Future-fit economic models: What do they have in common – how can they join forces? | By Christian Felber


There is a growing number of new sustainable, inclusive, cohesive, participatory, just and humane economic models. A possible next step in the discourse about them is the comparative analysis in order to find out key commonalities, potential synergies, and “requirements” for a future-fit economic model. The author and initiator of the Economy for the Common Good provides an overview of these „new sustainable economic models“ and compares them according to underlying values, principles, and practical ways of implementation. The keynote addresses the cooperative spirit of the conference and prepares the ground for its public highlight on the eve of June 3rd, the round table with representatives of diverse future-fit economic models.

The era of postgrowth economics | By Matthias Olthaar


The scientific debate on whether economies should always continue to grow increasingly becomes a political and societal debate. On the one hand further growth for the most affluent countries seems neither possible nor valuable, but on the other hand there is still lack of understanding and knowledge what a non-growing economy should look like and could best be governed. In this lecture we discuss various policy measures that can be realistically implemented, take into account government finances and aim at a higher quality of life despite a non-growing economy.

Democratic principles for a sustainable economy | By Lisa Herzog


Democracy is under pressure, and less and less able to stir the economy into a sustainable direction. Therefore, to stabilize democracy and to make possible the socio-ecological transformation of the economy, democratic principles need to be implemented directly in the economy. This is not only a matter of morality, but also has practical advantages. Democratizing the economy can increase legitimacy and take advantage of the “knowledge of the many” to accelerate the transformation. Democratic practices, especially deliberation, allow bringing together different forms of knowledge, which is crucial for the local implementation of principles of social and ecological sustainability. This talk explores what this idea means in more concrete terms, from democratic participation in the workplace to the democratization of time.

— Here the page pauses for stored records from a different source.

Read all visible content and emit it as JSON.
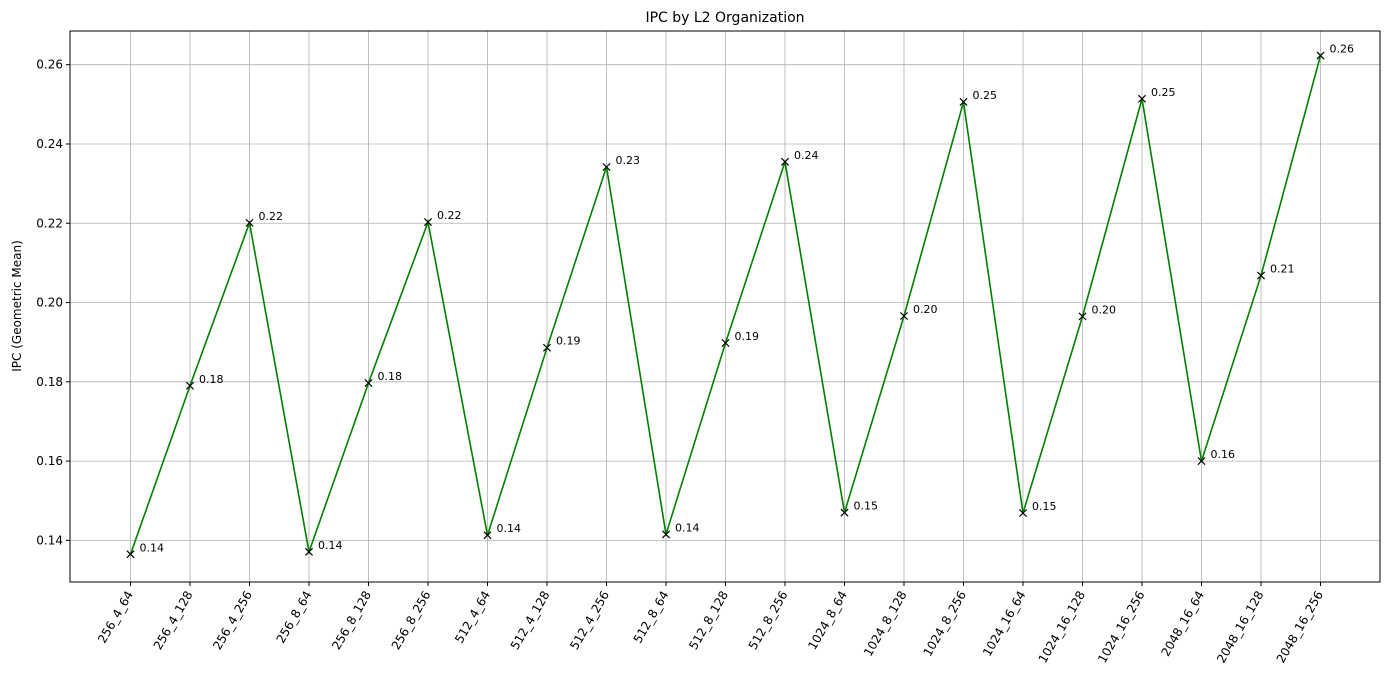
{
  "chart_data": {
    "type": "line",
    "title": "IPC by L2 Organization",
    "xlabel": "",
    "ylabel": "IPC (Geometric Mean)",
    "categories": [
      "256_4_64",
      "256_4_128",
      "256_4_256",
      "256_8_64",
      "256_8_128",
      "256_8_256",
      "512_4_64",
      "512_4_128",
      "512_4_256",
      "512_8_64",
      "512_8_128",
      "512_8_256",
      "1024_8_64",
      "1024_8_128",
      "1024_8_256",
      "1024_16_64",
      "1024_16_128",
      "1024_16_256",
      "2048_16_64",
      "2048_16_128",
      "2048_16_256"
    ],
    "series": [
      {
        "values": [
          0.1365,
          0.179,
          0.2201,
          0.1371,
          0.1797,
          0.2203,
          0.1413,
          0.1886,
          0.2342,
          0.1415,
          0.1898,
          0.2355,
          0.147,
          0.1966,
          0.2506,
          0.1469,
          0.1965,
          0.2514,
          0.16,
          0.2068,
          0.2623
        ],
        "labels": [
          "0.14",
          "0.18",
          "0.22",
          "0.14",
          "0.18",
          "0.22",
          "0.14",
          "0.19",
          "0.23",
          "0.14",
          "0.19",
          "0.24",
          "0.15",
          "0.20",
          "0.25",
          "0.15",
          "0.20",
          "0.25",
          "0.16",
          "0.21",
          "0.26"
        ],
        "line_color": "#008000",
        "marker": "x",
        "marker_color": "#000000"
      }
    ],
    "ylim": [
      0.1295,
      0.2685
    ],
    "yticks": [
      0.14,
      0.16,
      0.18,
      0.2,
      0.22,
      0.24,
      0.26
    ],
    "ytick_labels": [
      "0.14",
      "0.16",
      "0.18",
      "0.20",
      "0.22",
      "0.24",
      "0.26"
    ],
    "grid": true,
    "grid_color": "#b0b0b0",
    "xtick_rotation": -60
  }
}
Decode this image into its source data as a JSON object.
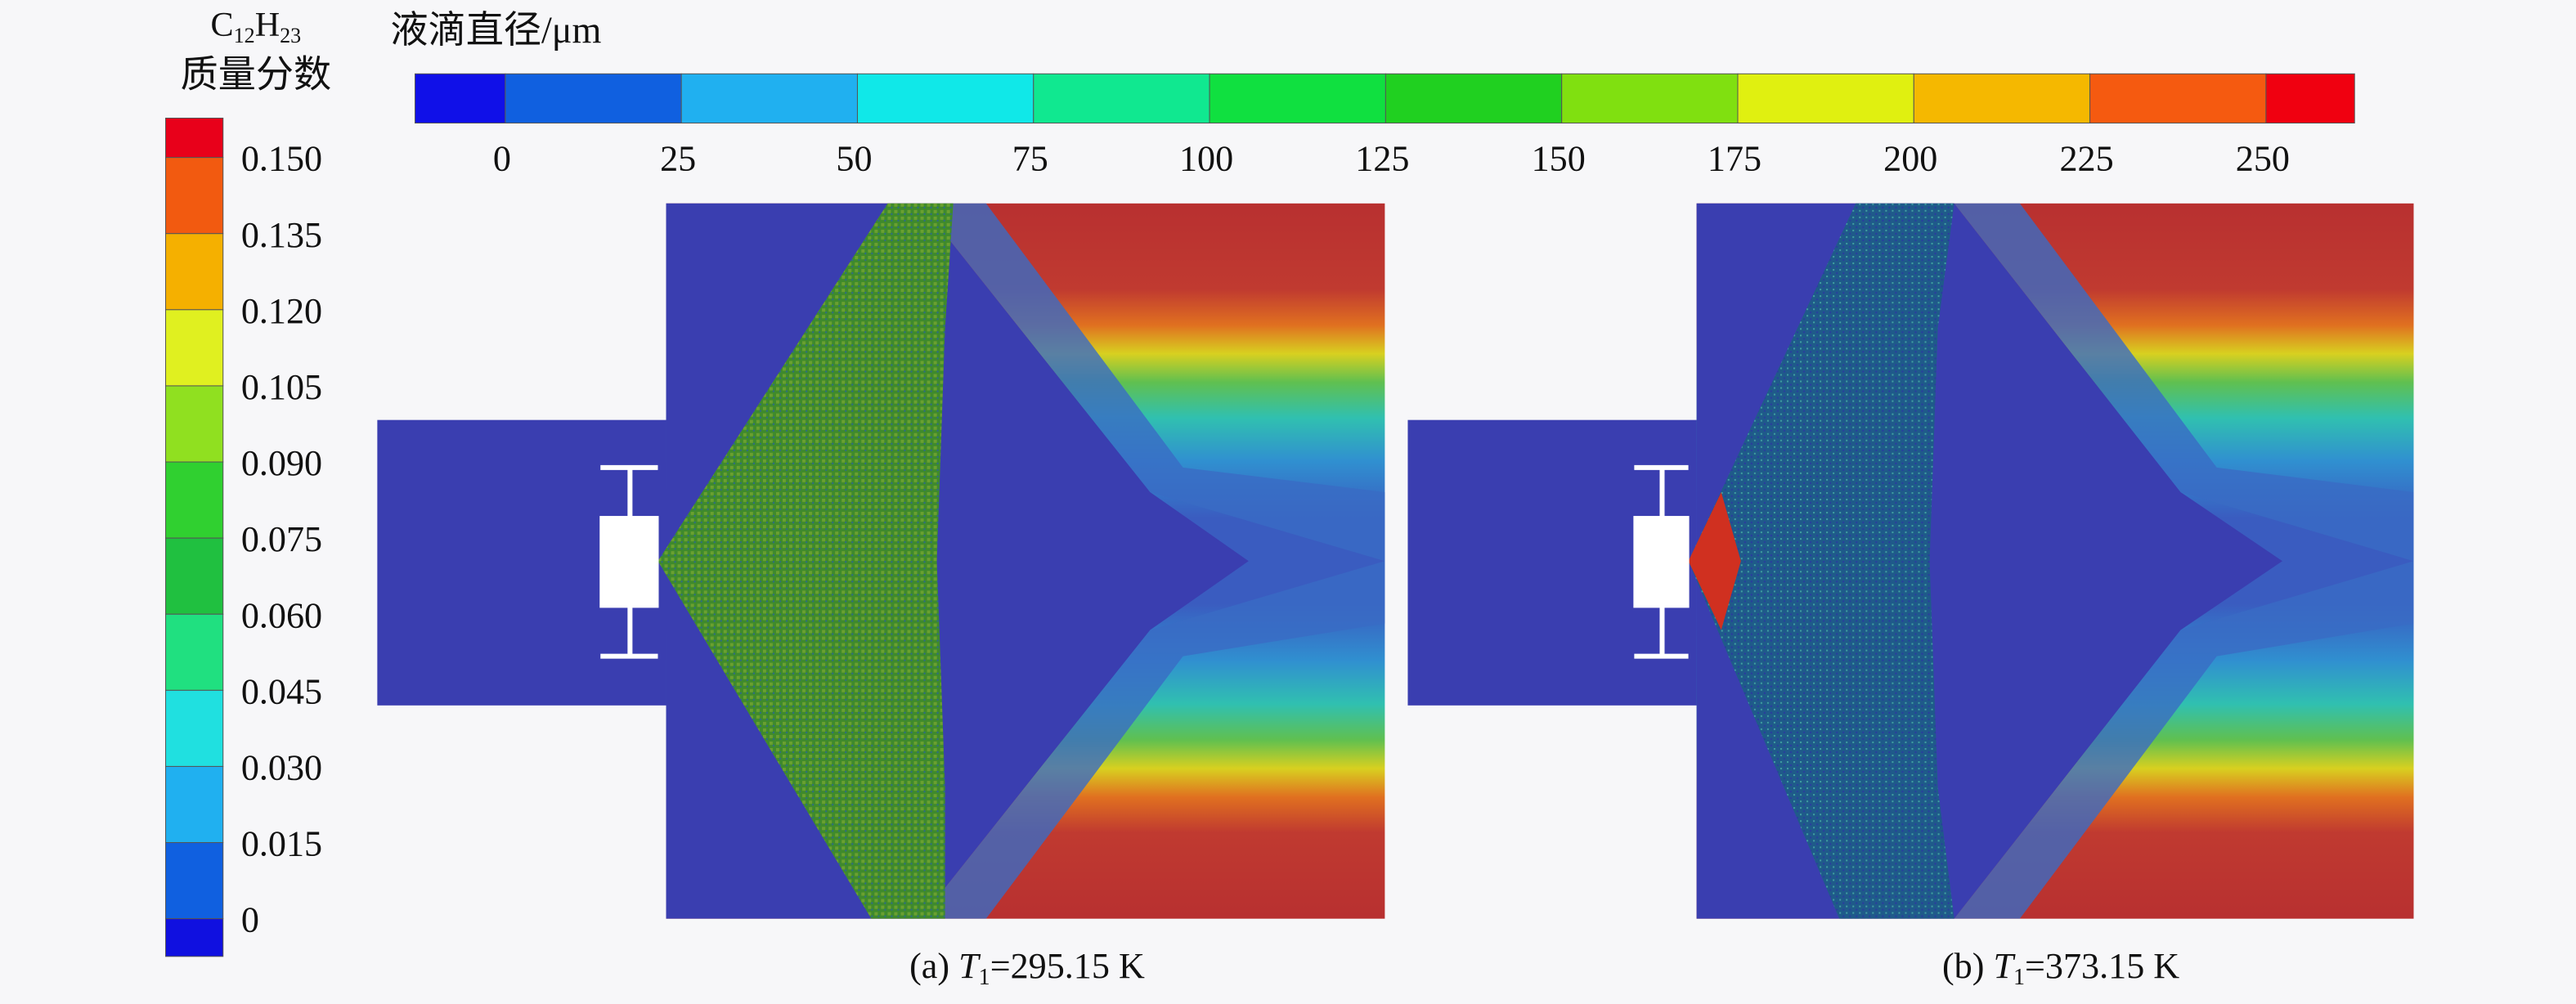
{
  "figure": {
    "left_colorbar": {
      "title_base1": "C",
      "title_sub1": "12",
      "title_base2": "H",
      "title_sub2": "23",
      "title_line2": "质量分数",
      "ticks": [
        "0.150",
        "0.135",
        "0.120",
        "0.105",
        "0.090",
        "0.075",
        "0.060",
        "0.045",
        "0.030",
        "0.015",
        "0"
      ],
      "colors": [
        "#e8001a",
        "#f25a10",
        "#f5b000",
        "#e0f020",
        "#90e020",
        "#30d030",
        "#20c040",
        "#20e080",
        "#20e0e0",
        "#20b0f0",
        "#1060e0",
        "#1010e0"
      ]
    },
    "top_colorbar": {
      "title": "液滴直径/μm",
      "ticks": [
        "0",
        "25",
        "50",
        "75",
        "100",
        "125",
        "150",
        "175",
        "200",
        "225",
        "250"
      ],
      "colors": [
        "#1010e8",
        "#1060e0",
        "#20b0f0",
        "#10e8e8",
        "#10e890",
        "#10e040",
        "#20d020",
        "#80e010",
        "#e0f010",
        "#f5b800",
        "#f55a10",
        "#f00010"
      ]
    },
    "panels": [
      {
        "caption_prefix": "(a) ",
        "caption_var": "T",
        "caption_sub": "1",
        "caption_value": "=295.15 K"
      },
      {
        "caption_prefix": "(b) ",
        "caption_var": "T",
        "caption_sub": "1",
        "caption_value": "=373.15 K"
      }
    ]
  }
}
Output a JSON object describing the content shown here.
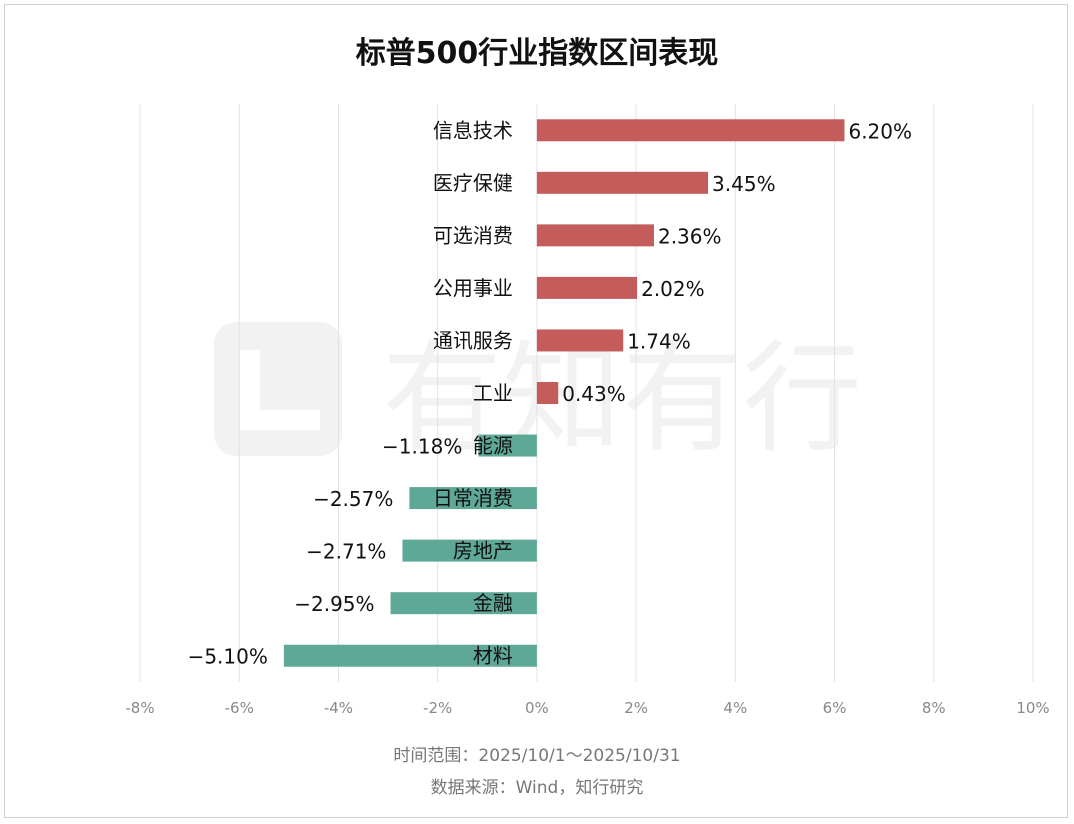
{
  "title": "标普500行业指数区间表现",
  "footer": {
    "time_range": "时间范围：2025/10/1～2025/10/31",
    "source": "数据来源：Wind，知行研究"
  },
  "watermark": {
    "text": "有知有行",
    "icon": "logo-mark-icon"
  },
  "colors": {
    "positive": "#c45c5c",
    "negative": "#5ea898",
    "grid": "#e2e2e2",
    "tick": "#888888"
  },
  "chart_data": {
    "type": "bar",
    "orientation": "horizontal",
    "categories": [
      "信息技术",
      "医疗保健",
      "可选消费",
      "公用事业",
      "通讯服务",
      "工业",
      "能源",
      "日常消费",
      "房地产",
      "金融",
      "材料"
    ],
    "values": [
      6.2,
      3.45,
      2.36,
      2.02,
      1.74,
      0.43,
      -1.18,
      -2.57,
      -2.71,
      -2.95,
      -5.1
    ],
    "value_labels": [
      "6.20%",
      "3.45%",
      "2.36%",
      "2.02%",
      "1.74%",
      "0.43%",
      "−1.18%",
      "−2.57%",
      "−2.71%",
      "−2.95%",
      "−5.10%"
    ],
    "xlim": [
      -8,
      10
    ],
    "xticks": [
      -8,
      -6,
      -4,
      -2,
      0,
      2,
      4,
      6,
      8,
      10
    ],
    "xtick_labels": [
      "-8%",
      "-6%",
      "-4%",
      "-2%",
      "0%",
      "2%",
      "4%",
      "6%",
      "8%",
      "10%"
    ],
    "grid": true,
    "title": "标普500行业指数区间表现"
  }
}
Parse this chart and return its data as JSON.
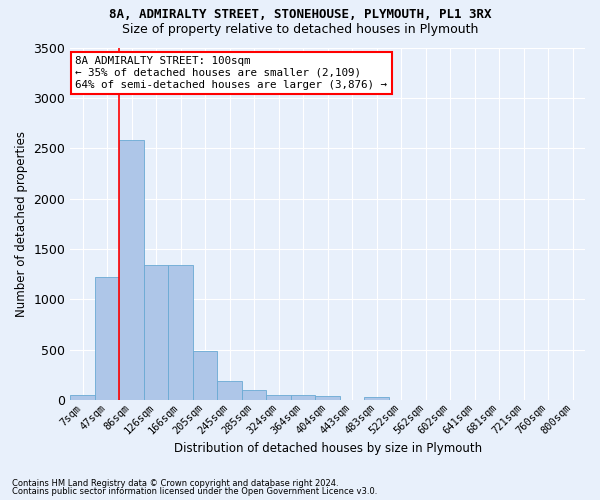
{
  "title1": "8A, ADMIRALTY STREET, STONEHOUSE, PLYMOUTH, PL1 3RX",
  "title2": "Size of property relative to detached houses in Plymouth",
  "xlabel": "Distribution of detached houses by size in Plymouth",
  "ylabel": "Number of detached properties",
  "bin_labels": [
    "7sqm",
    "47sqm",
    "86sqm",
    "126sqm",
    "166sqm",
    "205sqm",
    "245sqm",
    "285sqm",
    "324sqm",
    "364sqm",
    "404sqm",
    "443sqm",
    "483sqm",
    "522sqm",
    "562sqm",
    "602sqm",
    "641sqm",
    "681sqm",
    "721sqm",
    "760sqm",
    "800sqm"
  ],
  "bar_heights": [
    50,
    1220,
    2580,
    1340,
    1340,
    490,
    185,
    100,
    50,
    50,
    40,
    0,
    35,
    0,
    0,
    0,
    0,
    0,
    0,
    0,
    0
  ],
  "bar_color": "#aec6e8",
  "bar_edgecolor": "#6aaad4",
  "property_line_label": "8A ADMIRALTY STREET: 100sqm",
  "annotation_line1": "← 35% of detached houses are smaller (2,109)",
  "annotation_line2": "64% of semi-detached houses are larger (3,876) →",
  "ylim": [
    0,
    3500
  ],
  "yticks": [
    0,
    500,
    1000,
    1500,
    2000,
    2500,
    3000,
    3500
  ],
  "vline_x": 1.5,
  "vline_color": "red",
  "footnote1": "Contains HM Land Registry data © Crown copyright and database right 2024.",
  "footnote2": "Contains public sector information licensed under the Open Government Licence v3.0.",
  "background_color": "#e8f0fb",
  "grid_color": "#ffffff",
  "annotation_box_facecolor": "#ffffff",
  "annotation_box_edgecolor": "red",
  "title1_fontsize": 9,
  "title2_fontsize": 9
}
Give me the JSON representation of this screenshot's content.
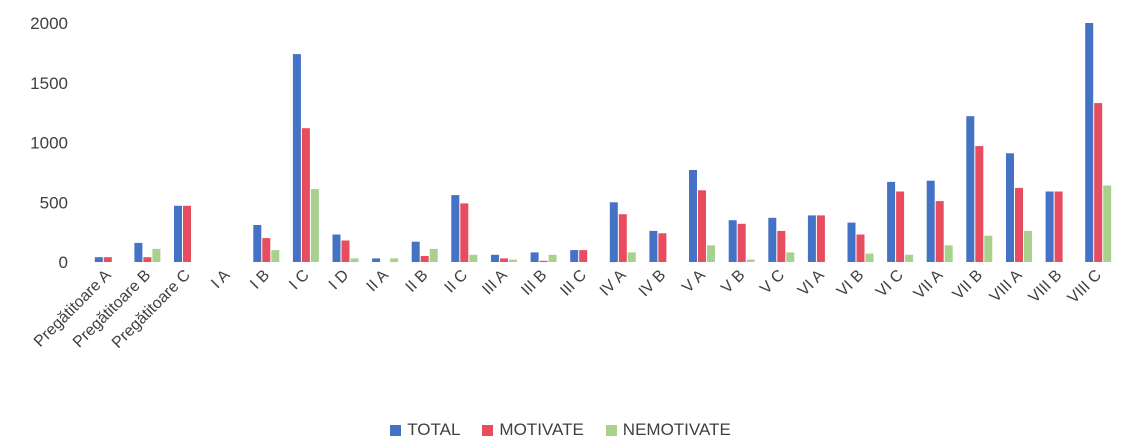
{
  "chart_data": {
    "type": "bar",
    "categories": [
      "Pregătitoare A",
      "Pregătitoare B",
      "Pregătitoare C",
      "I A",
      "I B",
      "I C",
      "I D",
      "II A",
      "II B",
      "II C",
      "III A",
      "III B",
      "III C",
      "IV A",
      "IV B",
      "V A",
      "V B",
      "V C",
      "VI A",
      "VI B",
      "VI C",
      "VII A",
      "VII B",
      "VIII A",
      "VIII B",
      "VIII C"
    ],
    "series": [
      {
        "name": "TOTAL",
        "color": "#4472c4",
        "values": [
          40,
          160,
          470,
          0,
          310,
          1740,
          230,
          30,
          170,
          560,
          60,
          80,
          100,
          500,
          260,
          770,
          350,
          370,
          390,
          330,
          670,
          680,
          1220,
          910,
          590,
          2000
        ]
      },
      {
        "name": "MOTIVATE",
        "color": "#e84c5f",
        "values": [
          40,
          40,
          470,
          0,
          200,
          1120,
          180,
          0,
          50,
          490,
          30,
          10,
          100,
          400,
          240,
          600,
          320,
          260,
          390,
          230,
          590,
          510,
          970,
          620,
          590,
          1330
        ]
      },
      {
        "name": "NEMOTIVATE",
        "color": "#a9d18e",
        "values": [
          0,
          110,
          0,
          0,
          100,
          610,
          30,
          30,
          110,
          60,
          20,
          60,
          0,
          80,
          0,
          140,
          20,
          80,
          0,
          70,
          60,
          140,
          220,
          260,
          0,
          640
        ]
      }
    ],
    "yticks": [
      "0",
      "500",
      "1000",
      "1500",
      "2000"
    ],
    "ylim": [
      0,
      2000
    ],
    "grid": false,
    "legend_position": "bottom"
  }
}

Market, state, association, and well-being. An historical approach | By Bas van Bavel


Over the past decades, markets have conventionally been seen as the best instrument to stimulate economic growth and enhance prosperity and well-being. The automatic link between markets and economic growth is increasingly questioned, however, as well as the automatic link between economic growth and enhancement of well-being. This has led to attempts to capture well-being development more directly than through GDP per capita figures and has produced a more variegated picture of well-being growth. Also, this has led to a shift of focus to other coordination systems than the market, as primarily the state but increasingly also the association. Analyses of the historical record suggest that especially the latter could be a vital component in future well-being.